If it all sounds a little complicated, don’t fret. Incorporating more potent ingredients into your regime could actually make things easier, by paring back your skin routine to the bare, effective essentials, says Andric. “The key to seeing results from your skincare is to be consistent with it.” She says that sunscreen, which is strongly regulated in Australia, is “the number one product you should be using”.
Andric recommends a simple skincare routine that includes medicinal and standard beauty products such as a cleanser, vitamin C serum (to brighten and fight pigmentation), moisturiser and sunscreen for day, and a cleanser, retinoid and moisturiser for night. She says none of these need to be expensive in order to work.
“Registered products are often cheaper than store-bought products,” she adds. For example, a 50g tube of tretinoin, an acne and ageing treatment, costs $50-60 and lasts around six months with typical use. “It will certainly be more efficacious than an over-the-counter product,” Andric says, and will result in changes to the skin after six- to-12 weeks.
It also helps to think about your skin as what it actually is: an organ. Dermatologist Dr Annika Smith says seeking a medical review with a GP or dermatologist if a specific concern (such as pigmentation or acne) arises ensures appropriate treatment. The right advice could prevent long-term scarring or pigmentary disturbance.
There is a tendency to self-diagnose and treat – often inaccurately, ineffectively and expensively
Dr Michelle Squires, founder of Qr8 Mediskin
Provided a root cause has been diagnosed by a qualified professional, Smith lists a multitude of ingredients available to treat everything from ageing (tretinoin to repair and replenish; hyaluronic acid and ceramides to moisturise and assist with fine lines; and hydroquinone to combat hyperpigmentation); to acne (benzoyl peroxide for its antibacterial properties; salicylic acid to unblock pores; anti-inflammatories such as azelaic acid; and niacinamide to help reduce sebaceous gland activity).

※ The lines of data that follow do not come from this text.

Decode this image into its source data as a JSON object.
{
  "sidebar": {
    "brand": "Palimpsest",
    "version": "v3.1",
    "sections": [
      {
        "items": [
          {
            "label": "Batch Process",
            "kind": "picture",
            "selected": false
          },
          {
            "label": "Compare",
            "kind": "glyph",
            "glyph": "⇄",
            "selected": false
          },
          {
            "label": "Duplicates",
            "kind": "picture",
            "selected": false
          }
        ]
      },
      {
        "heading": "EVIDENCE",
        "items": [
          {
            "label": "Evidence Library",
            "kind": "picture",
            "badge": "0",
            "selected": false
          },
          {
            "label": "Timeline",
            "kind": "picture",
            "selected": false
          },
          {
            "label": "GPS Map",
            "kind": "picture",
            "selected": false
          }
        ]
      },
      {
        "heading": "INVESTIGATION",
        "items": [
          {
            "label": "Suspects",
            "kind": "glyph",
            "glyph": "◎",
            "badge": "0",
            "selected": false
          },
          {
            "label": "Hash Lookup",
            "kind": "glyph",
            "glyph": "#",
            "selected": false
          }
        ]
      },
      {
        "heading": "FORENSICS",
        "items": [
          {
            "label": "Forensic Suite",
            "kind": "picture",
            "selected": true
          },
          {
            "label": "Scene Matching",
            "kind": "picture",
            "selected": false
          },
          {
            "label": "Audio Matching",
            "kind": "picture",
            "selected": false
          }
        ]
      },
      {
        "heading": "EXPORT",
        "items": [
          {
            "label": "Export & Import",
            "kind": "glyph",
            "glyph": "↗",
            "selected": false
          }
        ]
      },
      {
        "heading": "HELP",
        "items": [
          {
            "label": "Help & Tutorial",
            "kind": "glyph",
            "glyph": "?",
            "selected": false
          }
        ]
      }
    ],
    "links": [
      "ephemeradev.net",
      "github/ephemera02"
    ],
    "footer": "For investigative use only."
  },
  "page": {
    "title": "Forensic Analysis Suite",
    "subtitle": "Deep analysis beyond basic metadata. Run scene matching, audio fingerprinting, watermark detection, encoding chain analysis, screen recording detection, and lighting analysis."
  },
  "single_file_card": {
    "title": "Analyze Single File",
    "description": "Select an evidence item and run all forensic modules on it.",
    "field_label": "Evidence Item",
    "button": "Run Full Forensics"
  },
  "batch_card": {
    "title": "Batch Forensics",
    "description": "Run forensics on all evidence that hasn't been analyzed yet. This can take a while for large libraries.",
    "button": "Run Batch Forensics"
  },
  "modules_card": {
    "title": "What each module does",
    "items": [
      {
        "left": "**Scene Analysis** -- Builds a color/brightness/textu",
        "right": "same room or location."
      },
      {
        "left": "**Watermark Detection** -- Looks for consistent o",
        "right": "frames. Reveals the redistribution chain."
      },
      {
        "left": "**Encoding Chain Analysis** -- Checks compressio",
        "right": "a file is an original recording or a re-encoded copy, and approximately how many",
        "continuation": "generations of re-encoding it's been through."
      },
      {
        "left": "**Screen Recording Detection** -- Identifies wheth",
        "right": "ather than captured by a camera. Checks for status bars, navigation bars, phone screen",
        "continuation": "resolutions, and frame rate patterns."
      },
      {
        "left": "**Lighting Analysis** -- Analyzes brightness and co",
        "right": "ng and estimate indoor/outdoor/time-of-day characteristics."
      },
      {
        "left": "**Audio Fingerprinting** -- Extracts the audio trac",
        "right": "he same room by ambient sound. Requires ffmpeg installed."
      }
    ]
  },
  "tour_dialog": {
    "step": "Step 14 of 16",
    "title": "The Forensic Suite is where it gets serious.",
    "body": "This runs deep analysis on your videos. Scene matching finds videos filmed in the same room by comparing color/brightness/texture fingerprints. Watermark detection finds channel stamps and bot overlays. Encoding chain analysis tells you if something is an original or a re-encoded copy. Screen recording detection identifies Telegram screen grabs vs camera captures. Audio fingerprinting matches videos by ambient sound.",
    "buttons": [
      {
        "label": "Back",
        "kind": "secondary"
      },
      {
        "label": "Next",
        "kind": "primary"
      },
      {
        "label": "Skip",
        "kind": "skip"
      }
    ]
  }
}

Andric says it’s best to ease into such treatments, given all their active ingredients.
“There can be too much of a good thing and they can be irritating,” she advises. “Start one at a time and then introduce new ones when the skin is not irritated. It is always worthwhile checking to make sure you are using a product appropriately, including what time of day to apply, and if there are any contraindications with any of your other products.”
Recognising the power of these ingredients, and the intimidation factor they bring to shoppers, scientist and former nurse Dr Michele Squire founded an online service Qr8 MediSkin, offering it all – the diagnosis, the prescription, the how-to – in the one place. “There is a tendency to self-diagnose and treat – often inaccurately, ineffectively and expensively – using the internet,” she says.
“We want people to think about effective treatments first, rather than when all else has failed.”